Desde esse dia Brienne agia como alguém que estivesse meio morto. Nem chamá-la de “garota” conseguia provocar uma resposta. A força dela desapareceu. A mulher fizera cair um rochedo sobre Robin Ryger, batalhara contra um urso com uma espada de torneio, arrancara a orelha de Vargo Hoat com uma dentada e lutara com Jaime até a exaustão... mas agora encontrava-se quebrada, acabada.

– Falarei com o meu pai para devolvê-la a Tarth, se isso lhe agradar – disse-lhe. – Ou, se preferir ficar, talvez possa arranjar alguma posição para você na corte.

– Como senhora acompanhante da rainha? – disse ela sem interesse.

Jaime recordou o aspecto dela naquele vestido de cetim cor-de-rosa e tentou não imaginar o que a irmã poderia dizer de uma tal acompanhante.

– Talvez um posto na Patrulha da Cidade...

– Não servirei com perjuros e assassinos.

Então por que quis prender uma espada na cintura?, podia ter dito, mas reprimiu as palavras.

– Como queira, Brienne. – Com uma só mão, deu meia-volta com o cavalo e deixou-a para trás.

O Portão dos Deuses estava aberto quando lá chegaram, mas havia duas dúzias de carros alinhados ao longo da beira da estrada, carregados com tonéis de sidra, barris de maçã, fardos de feno e algumas das maiores abóboras que Jaime já tinha visto. Quase todas as carroças tinham seus próprios guardas; homens de armas ostentando os símbolos de fidalgos menores, mercenários vestidos de cota de malha e couro fervido, às vezes apenas um filho de agricultor de cara rosada, agarrado a uma lança de fabricação caseira com a ponta endurecida pelo fogo. Jaime sorriu a todos eles enquanto passavam a trote. Ao portão, os homens de manto dourado recebiam moedas de cada um dos condutores antes de mandarem as carroças avançar.

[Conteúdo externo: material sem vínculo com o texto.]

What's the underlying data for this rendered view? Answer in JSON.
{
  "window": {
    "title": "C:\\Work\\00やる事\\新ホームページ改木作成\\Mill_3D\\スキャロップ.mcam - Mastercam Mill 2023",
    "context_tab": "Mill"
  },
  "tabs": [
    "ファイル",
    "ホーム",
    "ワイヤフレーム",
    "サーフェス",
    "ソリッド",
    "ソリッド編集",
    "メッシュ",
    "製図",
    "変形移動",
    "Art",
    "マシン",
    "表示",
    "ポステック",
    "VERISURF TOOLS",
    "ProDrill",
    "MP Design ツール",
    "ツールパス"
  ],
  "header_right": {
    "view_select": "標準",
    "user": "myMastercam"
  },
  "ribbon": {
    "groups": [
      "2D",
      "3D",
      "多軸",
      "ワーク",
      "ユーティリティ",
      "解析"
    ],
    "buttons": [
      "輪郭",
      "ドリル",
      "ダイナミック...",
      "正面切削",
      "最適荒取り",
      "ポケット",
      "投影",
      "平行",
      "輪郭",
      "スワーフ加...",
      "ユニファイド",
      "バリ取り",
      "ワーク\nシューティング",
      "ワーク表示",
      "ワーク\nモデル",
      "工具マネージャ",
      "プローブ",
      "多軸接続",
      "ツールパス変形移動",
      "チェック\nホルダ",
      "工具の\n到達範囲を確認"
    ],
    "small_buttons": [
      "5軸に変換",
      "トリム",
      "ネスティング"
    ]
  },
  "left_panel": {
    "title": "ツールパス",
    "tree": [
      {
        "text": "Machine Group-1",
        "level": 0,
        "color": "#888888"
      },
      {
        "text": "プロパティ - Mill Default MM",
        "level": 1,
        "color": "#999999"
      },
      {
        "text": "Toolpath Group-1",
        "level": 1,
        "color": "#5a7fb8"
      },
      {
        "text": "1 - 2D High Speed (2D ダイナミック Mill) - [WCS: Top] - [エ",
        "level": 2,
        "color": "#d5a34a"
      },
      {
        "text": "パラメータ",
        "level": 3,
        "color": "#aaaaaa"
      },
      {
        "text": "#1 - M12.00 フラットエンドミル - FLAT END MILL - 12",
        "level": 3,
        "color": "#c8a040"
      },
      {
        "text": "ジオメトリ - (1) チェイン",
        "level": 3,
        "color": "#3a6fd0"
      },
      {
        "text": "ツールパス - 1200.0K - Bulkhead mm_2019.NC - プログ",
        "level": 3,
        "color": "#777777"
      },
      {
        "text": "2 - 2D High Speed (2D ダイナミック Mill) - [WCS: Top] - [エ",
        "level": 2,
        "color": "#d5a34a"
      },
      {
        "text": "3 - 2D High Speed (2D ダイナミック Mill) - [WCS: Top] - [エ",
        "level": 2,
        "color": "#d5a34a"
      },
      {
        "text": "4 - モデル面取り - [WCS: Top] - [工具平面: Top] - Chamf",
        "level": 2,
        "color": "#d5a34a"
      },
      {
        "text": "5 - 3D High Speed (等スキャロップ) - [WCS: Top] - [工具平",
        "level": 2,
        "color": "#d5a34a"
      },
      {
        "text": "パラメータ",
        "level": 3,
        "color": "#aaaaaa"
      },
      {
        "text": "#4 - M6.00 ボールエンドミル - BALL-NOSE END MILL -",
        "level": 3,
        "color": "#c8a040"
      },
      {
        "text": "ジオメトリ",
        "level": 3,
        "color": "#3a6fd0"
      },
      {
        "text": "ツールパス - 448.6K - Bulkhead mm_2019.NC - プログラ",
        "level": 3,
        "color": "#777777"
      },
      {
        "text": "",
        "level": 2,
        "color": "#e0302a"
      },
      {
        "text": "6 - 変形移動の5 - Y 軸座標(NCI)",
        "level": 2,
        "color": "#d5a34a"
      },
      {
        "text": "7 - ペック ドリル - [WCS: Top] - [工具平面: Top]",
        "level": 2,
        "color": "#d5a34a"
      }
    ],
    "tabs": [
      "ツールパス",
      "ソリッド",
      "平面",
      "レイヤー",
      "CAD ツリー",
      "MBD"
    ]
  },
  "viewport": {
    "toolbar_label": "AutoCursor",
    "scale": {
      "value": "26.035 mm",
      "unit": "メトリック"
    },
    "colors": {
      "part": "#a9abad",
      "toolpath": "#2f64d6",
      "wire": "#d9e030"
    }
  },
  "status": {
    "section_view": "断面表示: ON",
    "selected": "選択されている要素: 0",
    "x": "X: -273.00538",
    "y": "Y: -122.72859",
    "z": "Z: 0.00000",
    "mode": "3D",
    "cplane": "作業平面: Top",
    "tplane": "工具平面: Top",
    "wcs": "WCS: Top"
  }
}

– O que é isto? – quis saber Pernas-de-Aço.

– Eles têm de pagar pelo direito de vender dentro da cidade. Por ordem da Mão do Rei e do mestre da moeda.

Jaime olhou para a longa fila de carroças, carros de mão e cavalos carregados.

– E mesmo assim fazem fila para pagar?

– Dá para fazer um bom dinheiro aqui, agora que a luta terminou – disse-lhes alegremente o moleiro da carroça mais próxima. – São os Lannister que dominam a cidade agora, o velho Lorde Tywin do Rochedo. Dizem que ele caga prata.

– Ouro – corrigiu secamente Jaime. – E Mindinho cunha a coisa a partir de capim-dourado, garanto.

– Agora o mestre da moeda é o Duende – disse o capitão do portão. – Ou era, até o prenderem por assassinar o rei. – O homem examinou os nortenhos com suspeita. – Quem são vocês?

– Homens de Lorde Bolton, para falar com a Mão do Rei.

O capitão olhou de relance Nage com a sua bandeira de paz.

– Vêm dobrar o joelho, quer dizer. Não são os primeiros. Subam diretamente ao castelo e tratem de não causar confusão. – Mandou-os passar com um gesto e voltou a se virar para as carroças.

Se Porto Real estava de luto pela morte de seu rei rapaz, Jaime nunca o teria deduzido. Na Rua das Sementes um irmão mendicante vestido com uma túnica puída rezava ruidosamente pela alma de Joffrey, mas os transeuntes não prestavam mais atenção nele do que teriam prestado a uma janela aberta batendo ao vento. Em outros locais, as multidões habituais deslocavam-se de um lado para o outro; homens de manto dourado e cota de malha negra, ajudantes de padeiro vendendo tortas, pães e tortas quentes, prostitutas debruçadas em janelas com os corpetes meio desatados, sarjetas fedendo aos dejetos da noite. Passaram por cinco homens que tentavam arrastar um cavalo morto de uma viela, e, em outro local, por um malabarista que fazia girar facas no ar, para deleite de um grupo de soldados Tyrell bêbados e crianças pequenas.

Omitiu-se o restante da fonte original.